En très gros, voici : une effroyable rumeur frappe une vieille demeure de Normandie, située à l’écart d’un pauvre village. On prétend que, depuis des siècles, quatre sœurs vampires y vivent presque cloitrées, ne sortant qu’à la nuit pour adorer une idole contrefaite (le Très-Bas, un des noms de Satan) et pour boire le sang d’oiseaux qu’elles parviennent on ne sait comment, à attraper. Au début du siècle les paysans du coin auraient tenté de les éliminer mais ne seraient parvenus qu’à crever les yeux d’une (Nicole Romain) et à violer une autre (Solange Pradesh).

C’est du moins ce que raconte un vieux châtelain (Doc Moyle) à Thomas (Bernard Letrou), jeune psychanalyste persuadé que les pauvres filles sont victimes de méchants racontars, des siècles de haine et de superstition. Thomas est accompagné dans l’aventure par un couple de ses amis, Marc (Marquis Polho) et Brigitte (Catherine Deville). Et puis – ah ah ! – le vieux châtelain n’est pas si doux ni bienveillant qu’il prétend l’être : c’est en fait un ensorceleur sacripant qui (on le suppose) couche avec les quatre jeunes femmes.

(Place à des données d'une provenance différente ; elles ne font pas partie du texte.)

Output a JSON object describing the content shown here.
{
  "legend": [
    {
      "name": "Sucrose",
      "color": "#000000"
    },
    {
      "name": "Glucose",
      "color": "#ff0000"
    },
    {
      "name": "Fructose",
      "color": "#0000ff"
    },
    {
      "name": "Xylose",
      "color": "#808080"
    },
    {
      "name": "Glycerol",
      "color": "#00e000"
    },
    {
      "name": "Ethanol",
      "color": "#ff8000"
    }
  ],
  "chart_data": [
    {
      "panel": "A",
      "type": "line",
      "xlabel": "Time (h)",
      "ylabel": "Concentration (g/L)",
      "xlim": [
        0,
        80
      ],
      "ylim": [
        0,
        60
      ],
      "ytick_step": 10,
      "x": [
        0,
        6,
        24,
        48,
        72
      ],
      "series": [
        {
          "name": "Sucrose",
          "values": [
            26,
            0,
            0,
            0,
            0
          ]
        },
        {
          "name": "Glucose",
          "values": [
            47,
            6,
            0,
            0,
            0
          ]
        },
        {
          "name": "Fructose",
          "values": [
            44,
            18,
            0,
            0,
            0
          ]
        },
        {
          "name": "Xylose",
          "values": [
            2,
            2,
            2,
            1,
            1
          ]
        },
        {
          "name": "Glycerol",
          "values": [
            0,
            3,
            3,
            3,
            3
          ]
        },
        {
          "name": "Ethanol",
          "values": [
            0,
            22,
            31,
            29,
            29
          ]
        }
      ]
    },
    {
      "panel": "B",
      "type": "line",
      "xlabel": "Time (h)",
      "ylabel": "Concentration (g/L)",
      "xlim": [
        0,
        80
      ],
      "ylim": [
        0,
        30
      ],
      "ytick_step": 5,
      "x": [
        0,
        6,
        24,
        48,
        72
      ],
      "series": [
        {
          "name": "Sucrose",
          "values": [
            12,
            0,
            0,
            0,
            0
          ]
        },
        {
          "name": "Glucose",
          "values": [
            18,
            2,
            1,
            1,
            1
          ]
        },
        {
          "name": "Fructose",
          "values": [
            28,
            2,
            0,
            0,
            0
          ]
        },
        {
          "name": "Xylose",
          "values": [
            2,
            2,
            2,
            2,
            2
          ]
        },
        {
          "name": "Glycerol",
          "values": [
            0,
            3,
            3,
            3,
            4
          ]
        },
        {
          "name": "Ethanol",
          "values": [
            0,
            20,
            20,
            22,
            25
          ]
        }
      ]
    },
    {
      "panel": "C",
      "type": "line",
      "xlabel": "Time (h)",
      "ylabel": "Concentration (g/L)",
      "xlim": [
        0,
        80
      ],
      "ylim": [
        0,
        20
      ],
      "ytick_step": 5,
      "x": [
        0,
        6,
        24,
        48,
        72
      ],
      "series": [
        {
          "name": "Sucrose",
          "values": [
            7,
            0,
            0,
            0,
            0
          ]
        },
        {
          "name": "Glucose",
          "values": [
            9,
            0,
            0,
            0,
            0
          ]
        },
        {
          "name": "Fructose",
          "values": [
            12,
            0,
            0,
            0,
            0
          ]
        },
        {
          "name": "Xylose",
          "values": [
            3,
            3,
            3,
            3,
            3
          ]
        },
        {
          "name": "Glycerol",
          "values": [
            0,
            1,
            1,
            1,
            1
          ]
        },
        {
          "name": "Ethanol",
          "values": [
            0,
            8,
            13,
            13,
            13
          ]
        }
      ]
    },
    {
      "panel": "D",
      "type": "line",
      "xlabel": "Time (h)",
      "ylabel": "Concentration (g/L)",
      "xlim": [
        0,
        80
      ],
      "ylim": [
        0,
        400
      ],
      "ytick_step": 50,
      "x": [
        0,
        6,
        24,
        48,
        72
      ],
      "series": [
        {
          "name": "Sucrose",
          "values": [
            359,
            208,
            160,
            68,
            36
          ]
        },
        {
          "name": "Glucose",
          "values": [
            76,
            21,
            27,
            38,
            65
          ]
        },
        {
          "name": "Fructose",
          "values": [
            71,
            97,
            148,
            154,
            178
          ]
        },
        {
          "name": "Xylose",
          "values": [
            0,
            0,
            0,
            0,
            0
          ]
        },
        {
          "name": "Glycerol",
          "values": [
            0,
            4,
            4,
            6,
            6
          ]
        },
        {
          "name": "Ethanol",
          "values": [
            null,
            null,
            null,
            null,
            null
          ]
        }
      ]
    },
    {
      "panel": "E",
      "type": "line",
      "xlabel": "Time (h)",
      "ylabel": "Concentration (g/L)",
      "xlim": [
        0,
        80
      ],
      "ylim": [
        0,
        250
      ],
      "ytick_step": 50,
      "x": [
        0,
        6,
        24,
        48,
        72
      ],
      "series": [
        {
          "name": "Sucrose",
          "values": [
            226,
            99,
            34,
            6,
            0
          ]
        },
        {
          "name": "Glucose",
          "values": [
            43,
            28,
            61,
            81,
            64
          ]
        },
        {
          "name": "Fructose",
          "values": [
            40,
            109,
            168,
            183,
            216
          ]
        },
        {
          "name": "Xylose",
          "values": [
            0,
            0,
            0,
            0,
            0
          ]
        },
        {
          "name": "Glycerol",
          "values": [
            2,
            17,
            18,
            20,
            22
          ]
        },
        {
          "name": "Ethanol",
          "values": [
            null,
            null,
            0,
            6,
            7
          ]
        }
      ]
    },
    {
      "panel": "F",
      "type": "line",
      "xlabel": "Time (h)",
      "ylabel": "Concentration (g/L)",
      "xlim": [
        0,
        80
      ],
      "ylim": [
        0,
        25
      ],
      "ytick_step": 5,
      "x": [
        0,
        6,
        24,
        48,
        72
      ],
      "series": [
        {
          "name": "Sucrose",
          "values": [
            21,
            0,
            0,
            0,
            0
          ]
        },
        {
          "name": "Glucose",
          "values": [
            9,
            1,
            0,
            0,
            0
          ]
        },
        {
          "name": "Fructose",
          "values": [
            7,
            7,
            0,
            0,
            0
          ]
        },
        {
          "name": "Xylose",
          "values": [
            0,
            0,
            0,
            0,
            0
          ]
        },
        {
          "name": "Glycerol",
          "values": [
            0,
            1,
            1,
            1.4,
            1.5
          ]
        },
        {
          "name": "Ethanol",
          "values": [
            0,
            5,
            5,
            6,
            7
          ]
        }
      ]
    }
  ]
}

Partant de ces prémisses, un Mario Bava aurait pu faire quelque chose d’intéressant, d’autant que l’atmosphère de l’époque le permettant (y incitant, même) l’exhibition de jolies poitrines dénudées pouvait apporter au récit un peu de poivre. Mais Jean Rollin, dont la cohérence n’a jamais été la vertu majeure, se surpasse dans la bouillie scénaristique. Le sommet est le basculement dans une deuxième partie où foisonnent de réels vampires, dont la reine (Jacqueline Sieger) souhaite étendre au monde entier le goût du sang, utilisant des messes noires pour y parvenir.

J’arrête là, renvoyant d’éventuels lecteurs à la fiche Wikipédiad’une exhaustivité risible. En même temps, je vais vous faire une confidence affreuse : j’ai déjà commenté ici Le frisson des vampires (en exposant de façon un peu détaillée la manière du réalisateur), 4ème film de Rollin. Le viol étant donc le 1er. Ainsi que des films plus tardifs : La nuit des traquées, Les deux orphelines vampires et La fiancée de Dracula. Mais je viens aussi d’acquérir les numéros 2 et 3, La vampire nue et Requiem pour un vampire. Tout ça n’est pas très rassurant, n’est-ce pas ?

Mais Rollin, c’est comme les cacahuètes : on ne s’arrête jamais à temps.